2. Use Heisenberg's uncertainty principle to find the uncertainty of position.

$$\Delta x \Delta p \geq \frac{h}{4 \pi}$$

$$\Delta x \geq \frac{h}{4 \pi \Delta p}$$

$$\Delta x \geq \frac{6.626 \times 10^{-34}\ J\ s}{4 \pi \times 3.1 \times 10^3 \frac{kg\ m}{s}} \times \frac{\frac{kg\ m^2}{s^2}}{J}$$

$$\Delta x \geq 1.7 \times 10^{-36}\ m$$

(c)

The calculations that involve Planck's constant (h) will change. This much larger value will make the wave-like properties of the horse more important; its wavelength and uncertainty of position will increase dramatically:

$$\lambda ' = \frac{h'}{p} = \frac{0.010\ J\ s}{3.1 \times 10^3\ \frac{kg\ m}{s} \times \frac{\frac{kg\ m^2}{s^2}}{J}}$$

$$\lambda ' = 3.2 \times 10^{-6}\ m = 3200\ nm$$

$$\Delta x' \geq \frac{h'}{4 \pi \Delta p} = \frac{0.010\ J\ s}{4 \pi \times 3.1 \times 10^3 \frac{kg\ m}{s}} \times \frac{\frac{kg\ m^2}{s^2}}{J}$$

$$\Delta x' \geq 2.6 \times 10^{-5} m = 26\ \mu m$$

The momentum would not change.

## Q12.3

Draw the wave function for a particle in a box at the $$n = 4$$ energy level.

Assuming that L = 1.

## Q12.4

Draw the probability distribution for a particle in a box at the $$n = 3$$ energy level.

Assuming that L = 1.

## Q12.5

What is the probability of locating a particle of mass m between $$x = L/4$$ and $$x = L/2$$ in a 1-D box of length $$L$$? Assume the particle is in the $$n=1$$ energy state.

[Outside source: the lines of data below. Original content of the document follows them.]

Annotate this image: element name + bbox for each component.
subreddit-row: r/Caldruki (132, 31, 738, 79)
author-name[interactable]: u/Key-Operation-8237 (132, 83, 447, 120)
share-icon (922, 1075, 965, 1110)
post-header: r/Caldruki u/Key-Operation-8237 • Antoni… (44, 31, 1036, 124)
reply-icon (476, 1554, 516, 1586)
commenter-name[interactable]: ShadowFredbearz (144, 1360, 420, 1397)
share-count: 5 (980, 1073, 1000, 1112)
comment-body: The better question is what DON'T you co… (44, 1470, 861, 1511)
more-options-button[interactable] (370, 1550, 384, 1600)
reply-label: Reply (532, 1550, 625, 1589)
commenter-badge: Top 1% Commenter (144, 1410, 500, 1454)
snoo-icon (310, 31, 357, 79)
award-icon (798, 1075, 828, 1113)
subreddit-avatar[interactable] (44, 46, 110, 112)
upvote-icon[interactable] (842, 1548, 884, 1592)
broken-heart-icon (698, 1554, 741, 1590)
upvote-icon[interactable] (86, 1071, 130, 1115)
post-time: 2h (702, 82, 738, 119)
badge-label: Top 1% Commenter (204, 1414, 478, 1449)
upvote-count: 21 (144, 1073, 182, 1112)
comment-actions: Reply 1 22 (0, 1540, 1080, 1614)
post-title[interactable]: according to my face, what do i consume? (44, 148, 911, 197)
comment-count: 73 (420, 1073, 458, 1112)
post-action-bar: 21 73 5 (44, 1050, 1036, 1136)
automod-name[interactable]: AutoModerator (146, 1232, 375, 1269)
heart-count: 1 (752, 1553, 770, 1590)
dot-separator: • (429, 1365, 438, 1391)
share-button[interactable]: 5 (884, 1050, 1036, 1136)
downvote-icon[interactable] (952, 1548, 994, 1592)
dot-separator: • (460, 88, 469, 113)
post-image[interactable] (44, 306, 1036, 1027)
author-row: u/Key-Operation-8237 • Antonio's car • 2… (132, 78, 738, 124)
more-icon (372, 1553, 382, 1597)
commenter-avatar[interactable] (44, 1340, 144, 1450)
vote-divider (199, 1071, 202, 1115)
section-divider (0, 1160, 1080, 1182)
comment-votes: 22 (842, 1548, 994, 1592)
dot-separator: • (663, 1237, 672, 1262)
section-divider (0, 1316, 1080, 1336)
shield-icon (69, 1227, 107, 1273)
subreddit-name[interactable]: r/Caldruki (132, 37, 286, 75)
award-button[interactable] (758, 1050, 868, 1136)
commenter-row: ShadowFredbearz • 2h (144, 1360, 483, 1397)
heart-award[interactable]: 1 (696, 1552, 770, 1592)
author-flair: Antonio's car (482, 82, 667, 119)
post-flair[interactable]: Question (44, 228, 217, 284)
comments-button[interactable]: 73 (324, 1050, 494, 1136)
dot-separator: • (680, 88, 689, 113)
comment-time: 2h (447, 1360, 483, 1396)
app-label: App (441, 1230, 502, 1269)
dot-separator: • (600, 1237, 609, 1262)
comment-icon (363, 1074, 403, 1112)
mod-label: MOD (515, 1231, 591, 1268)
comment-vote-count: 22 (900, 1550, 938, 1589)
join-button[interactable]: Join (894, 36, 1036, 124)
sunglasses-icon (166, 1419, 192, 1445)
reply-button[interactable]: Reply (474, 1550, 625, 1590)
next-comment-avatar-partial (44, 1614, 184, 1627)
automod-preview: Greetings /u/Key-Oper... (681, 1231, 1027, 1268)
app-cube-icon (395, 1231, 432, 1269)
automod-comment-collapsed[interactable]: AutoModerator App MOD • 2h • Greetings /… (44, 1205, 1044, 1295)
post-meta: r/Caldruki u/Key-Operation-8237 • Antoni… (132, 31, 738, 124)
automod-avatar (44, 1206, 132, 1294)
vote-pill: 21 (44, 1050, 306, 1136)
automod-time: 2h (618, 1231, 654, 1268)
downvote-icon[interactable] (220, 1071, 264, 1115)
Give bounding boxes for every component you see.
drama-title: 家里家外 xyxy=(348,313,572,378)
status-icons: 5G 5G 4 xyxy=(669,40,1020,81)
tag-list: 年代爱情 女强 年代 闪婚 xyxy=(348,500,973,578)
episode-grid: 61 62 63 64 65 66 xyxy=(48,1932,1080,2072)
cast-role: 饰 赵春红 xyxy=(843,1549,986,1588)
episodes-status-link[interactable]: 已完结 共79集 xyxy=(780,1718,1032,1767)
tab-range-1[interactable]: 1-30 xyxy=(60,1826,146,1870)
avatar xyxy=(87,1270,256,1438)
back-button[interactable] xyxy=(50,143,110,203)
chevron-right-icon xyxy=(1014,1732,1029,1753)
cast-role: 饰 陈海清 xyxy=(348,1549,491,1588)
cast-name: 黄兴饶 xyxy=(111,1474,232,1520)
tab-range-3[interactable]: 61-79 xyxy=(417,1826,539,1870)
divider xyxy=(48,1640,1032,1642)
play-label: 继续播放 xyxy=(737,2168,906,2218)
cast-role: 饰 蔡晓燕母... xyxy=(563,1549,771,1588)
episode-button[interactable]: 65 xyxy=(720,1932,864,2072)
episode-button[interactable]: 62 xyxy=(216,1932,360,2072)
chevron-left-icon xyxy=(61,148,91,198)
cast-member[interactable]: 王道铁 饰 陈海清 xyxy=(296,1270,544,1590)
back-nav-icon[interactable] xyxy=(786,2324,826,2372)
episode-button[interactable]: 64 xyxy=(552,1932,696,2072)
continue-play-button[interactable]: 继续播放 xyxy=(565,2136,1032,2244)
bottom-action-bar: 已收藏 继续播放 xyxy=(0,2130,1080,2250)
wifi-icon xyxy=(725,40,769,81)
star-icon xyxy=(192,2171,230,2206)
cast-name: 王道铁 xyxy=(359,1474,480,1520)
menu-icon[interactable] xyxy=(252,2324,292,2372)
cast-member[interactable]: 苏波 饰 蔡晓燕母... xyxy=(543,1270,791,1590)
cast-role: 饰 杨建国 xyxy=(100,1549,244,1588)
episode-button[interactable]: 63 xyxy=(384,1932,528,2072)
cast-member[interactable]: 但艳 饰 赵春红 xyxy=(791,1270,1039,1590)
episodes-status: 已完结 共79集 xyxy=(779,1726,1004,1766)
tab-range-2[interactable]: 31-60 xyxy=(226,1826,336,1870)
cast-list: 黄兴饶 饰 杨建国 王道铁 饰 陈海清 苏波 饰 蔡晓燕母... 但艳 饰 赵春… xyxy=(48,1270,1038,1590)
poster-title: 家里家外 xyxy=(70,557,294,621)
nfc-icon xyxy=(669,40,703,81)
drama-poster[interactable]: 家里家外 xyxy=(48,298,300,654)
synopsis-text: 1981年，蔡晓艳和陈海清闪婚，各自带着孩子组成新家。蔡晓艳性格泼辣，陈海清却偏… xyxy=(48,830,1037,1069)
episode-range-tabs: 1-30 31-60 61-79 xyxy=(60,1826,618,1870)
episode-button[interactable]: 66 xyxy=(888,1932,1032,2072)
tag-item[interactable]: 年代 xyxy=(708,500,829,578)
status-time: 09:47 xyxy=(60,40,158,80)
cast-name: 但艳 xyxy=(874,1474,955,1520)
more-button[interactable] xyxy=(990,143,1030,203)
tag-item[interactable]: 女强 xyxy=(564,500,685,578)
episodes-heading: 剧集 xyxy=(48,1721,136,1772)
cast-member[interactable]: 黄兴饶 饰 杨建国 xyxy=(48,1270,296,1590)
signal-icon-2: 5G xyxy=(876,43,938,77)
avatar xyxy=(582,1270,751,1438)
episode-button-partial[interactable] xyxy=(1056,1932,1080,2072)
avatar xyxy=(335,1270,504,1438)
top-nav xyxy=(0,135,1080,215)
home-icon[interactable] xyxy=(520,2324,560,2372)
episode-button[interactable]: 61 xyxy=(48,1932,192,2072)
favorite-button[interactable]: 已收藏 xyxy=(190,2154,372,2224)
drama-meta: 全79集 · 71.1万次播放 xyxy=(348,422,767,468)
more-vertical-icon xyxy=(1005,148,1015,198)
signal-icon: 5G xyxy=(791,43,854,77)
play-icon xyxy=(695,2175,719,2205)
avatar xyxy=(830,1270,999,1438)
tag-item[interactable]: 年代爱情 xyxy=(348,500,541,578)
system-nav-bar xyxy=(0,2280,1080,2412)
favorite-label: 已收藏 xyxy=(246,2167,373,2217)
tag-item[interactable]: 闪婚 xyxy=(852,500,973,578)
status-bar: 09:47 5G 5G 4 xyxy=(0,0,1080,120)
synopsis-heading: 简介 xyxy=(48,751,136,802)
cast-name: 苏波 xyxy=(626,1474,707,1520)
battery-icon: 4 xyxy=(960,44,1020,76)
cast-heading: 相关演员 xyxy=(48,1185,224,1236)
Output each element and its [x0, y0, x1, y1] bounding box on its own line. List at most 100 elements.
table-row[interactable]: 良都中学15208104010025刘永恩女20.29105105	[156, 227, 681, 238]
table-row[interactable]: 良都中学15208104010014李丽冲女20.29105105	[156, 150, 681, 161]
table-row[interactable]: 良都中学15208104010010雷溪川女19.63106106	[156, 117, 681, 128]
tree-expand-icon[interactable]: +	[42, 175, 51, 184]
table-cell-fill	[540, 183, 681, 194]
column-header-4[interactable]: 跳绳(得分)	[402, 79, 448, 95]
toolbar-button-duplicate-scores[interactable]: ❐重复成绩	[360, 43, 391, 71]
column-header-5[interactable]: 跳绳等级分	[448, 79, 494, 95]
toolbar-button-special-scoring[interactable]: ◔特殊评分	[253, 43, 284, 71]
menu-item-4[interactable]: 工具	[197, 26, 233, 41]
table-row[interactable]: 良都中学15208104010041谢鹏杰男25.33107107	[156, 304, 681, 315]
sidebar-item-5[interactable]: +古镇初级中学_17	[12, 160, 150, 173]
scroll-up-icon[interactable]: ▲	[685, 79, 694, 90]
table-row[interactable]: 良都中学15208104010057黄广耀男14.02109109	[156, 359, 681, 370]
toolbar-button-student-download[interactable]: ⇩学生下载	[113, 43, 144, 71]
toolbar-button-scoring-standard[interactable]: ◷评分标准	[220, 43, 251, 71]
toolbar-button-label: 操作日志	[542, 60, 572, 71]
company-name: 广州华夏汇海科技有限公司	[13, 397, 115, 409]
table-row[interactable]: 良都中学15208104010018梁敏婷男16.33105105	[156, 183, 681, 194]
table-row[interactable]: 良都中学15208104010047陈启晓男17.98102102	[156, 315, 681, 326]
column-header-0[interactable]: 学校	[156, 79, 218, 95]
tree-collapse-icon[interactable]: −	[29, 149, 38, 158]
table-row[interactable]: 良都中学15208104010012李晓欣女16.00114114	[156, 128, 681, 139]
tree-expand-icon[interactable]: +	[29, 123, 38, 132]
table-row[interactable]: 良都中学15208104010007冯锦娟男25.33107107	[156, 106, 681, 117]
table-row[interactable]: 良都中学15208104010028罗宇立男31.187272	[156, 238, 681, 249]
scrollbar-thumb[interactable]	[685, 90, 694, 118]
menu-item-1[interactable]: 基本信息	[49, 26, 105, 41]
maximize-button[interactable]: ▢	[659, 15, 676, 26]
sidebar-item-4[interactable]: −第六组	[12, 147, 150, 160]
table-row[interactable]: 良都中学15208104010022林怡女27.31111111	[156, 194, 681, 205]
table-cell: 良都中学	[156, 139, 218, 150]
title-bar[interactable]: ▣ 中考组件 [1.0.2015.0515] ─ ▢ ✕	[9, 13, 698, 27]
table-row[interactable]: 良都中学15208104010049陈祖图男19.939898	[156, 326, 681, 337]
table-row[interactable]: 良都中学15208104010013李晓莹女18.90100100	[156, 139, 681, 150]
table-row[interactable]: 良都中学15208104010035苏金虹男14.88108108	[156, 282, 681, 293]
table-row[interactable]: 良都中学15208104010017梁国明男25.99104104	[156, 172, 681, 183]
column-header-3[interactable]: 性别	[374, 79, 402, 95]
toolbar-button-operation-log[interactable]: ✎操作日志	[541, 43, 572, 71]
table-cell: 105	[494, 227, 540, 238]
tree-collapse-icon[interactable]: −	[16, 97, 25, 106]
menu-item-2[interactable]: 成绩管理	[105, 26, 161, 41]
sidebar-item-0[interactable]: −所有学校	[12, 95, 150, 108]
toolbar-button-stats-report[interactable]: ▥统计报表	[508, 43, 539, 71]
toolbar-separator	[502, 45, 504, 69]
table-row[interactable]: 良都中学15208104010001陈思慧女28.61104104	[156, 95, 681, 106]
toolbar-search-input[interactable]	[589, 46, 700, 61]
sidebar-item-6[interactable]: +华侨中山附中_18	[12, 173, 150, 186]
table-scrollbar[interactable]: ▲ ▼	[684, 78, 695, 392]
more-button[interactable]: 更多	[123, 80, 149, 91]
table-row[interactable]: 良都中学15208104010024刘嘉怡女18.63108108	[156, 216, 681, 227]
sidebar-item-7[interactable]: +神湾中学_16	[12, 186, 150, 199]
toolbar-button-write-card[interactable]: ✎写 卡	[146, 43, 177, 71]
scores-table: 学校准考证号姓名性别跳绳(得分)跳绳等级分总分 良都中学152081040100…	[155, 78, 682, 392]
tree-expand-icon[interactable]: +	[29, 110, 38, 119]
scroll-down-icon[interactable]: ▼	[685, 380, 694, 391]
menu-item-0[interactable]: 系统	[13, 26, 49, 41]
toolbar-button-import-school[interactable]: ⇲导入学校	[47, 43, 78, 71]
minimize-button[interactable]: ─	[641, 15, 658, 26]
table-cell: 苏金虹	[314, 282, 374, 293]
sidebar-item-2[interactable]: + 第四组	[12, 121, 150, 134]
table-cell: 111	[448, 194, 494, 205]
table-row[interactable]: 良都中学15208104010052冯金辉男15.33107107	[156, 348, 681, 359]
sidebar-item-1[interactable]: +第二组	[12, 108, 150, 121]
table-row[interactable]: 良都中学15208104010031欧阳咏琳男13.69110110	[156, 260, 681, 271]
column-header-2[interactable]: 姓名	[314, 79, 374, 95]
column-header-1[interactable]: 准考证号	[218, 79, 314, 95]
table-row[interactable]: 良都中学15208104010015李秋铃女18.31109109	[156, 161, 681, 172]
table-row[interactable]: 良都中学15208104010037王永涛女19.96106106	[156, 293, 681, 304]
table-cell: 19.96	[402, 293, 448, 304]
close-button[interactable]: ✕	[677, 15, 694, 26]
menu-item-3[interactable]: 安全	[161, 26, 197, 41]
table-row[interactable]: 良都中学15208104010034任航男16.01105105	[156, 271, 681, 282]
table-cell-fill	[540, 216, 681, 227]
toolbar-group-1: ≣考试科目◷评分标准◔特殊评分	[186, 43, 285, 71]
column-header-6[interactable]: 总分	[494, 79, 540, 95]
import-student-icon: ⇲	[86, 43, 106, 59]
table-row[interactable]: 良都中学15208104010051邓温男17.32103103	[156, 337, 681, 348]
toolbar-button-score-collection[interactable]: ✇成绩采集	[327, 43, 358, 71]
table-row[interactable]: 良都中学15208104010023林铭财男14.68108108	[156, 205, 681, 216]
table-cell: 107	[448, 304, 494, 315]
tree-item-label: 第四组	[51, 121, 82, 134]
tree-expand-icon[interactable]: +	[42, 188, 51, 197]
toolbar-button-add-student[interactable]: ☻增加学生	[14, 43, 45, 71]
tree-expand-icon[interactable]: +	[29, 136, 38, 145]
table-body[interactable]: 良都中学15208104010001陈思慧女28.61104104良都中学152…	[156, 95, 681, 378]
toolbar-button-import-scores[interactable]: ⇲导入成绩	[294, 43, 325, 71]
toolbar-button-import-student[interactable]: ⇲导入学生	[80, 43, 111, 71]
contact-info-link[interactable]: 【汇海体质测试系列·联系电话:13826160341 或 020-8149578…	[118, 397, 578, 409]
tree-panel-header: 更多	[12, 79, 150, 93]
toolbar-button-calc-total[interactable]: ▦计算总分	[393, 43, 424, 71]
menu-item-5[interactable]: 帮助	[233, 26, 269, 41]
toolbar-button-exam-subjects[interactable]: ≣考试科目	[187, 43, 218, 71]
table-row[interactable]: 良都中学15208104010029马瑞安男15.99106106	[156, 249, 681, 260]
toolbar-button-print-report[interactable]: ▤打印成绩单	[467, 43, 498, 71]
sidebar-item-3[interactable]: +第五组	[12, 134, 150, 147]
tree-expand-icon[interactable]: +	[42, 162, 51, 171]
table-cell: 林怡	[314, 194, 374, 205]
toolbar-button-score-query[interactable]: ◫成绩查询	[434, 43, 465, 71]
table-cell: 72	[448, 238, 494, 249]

To find the probability we have to integrate the n = 1 wavefunction squared from L = L/4 to L = L/2

$P = \int_{L/4}^{L/2} \frac{2}{L}*Sin^2(\frac{\pi}{L}x)dx$

$P = \frac{1}{L}(\frac{L}{2} - \frac{L}{4} + \frac{L}{2\pi}) = .41$

## Q12.6

Calculate the electronic transition energy of acetylaldehyde (the stuff that gives you a hangover) using the particle in a box model. Assume that aspirin is a box of length $$300 pm$$ that contains 4 electrons.

The solution to this problem depends on how many electrons can fit in each energy level of the 'box'. If we assume two, one spin up and one spin down, then the four electron occupy the n = 1 and n = 2 levels of the box with the n = 3 being the lowest unoccupied level. Therefore the first transition is from n = 2 to n = 3.

$E_2 = \frac{4h^2}{8m(9x10^{-20})}$

$E_3 = \frac{9h^2}{8m(9x10^{-20})}$

$E_3 - E_2 = \frac{5h^2}{8m(9x10^{-20})} = 3.4x10^{-18}J = 21.2 eV$

## Q12.7

Suggest where along the box the $$n=1$$ to $$n=2$$ electronic transition would most likely take place.

The most likely place is where the value of the probability density of the ground state multiplied by the probabilitiy density of the excited state is a maximum.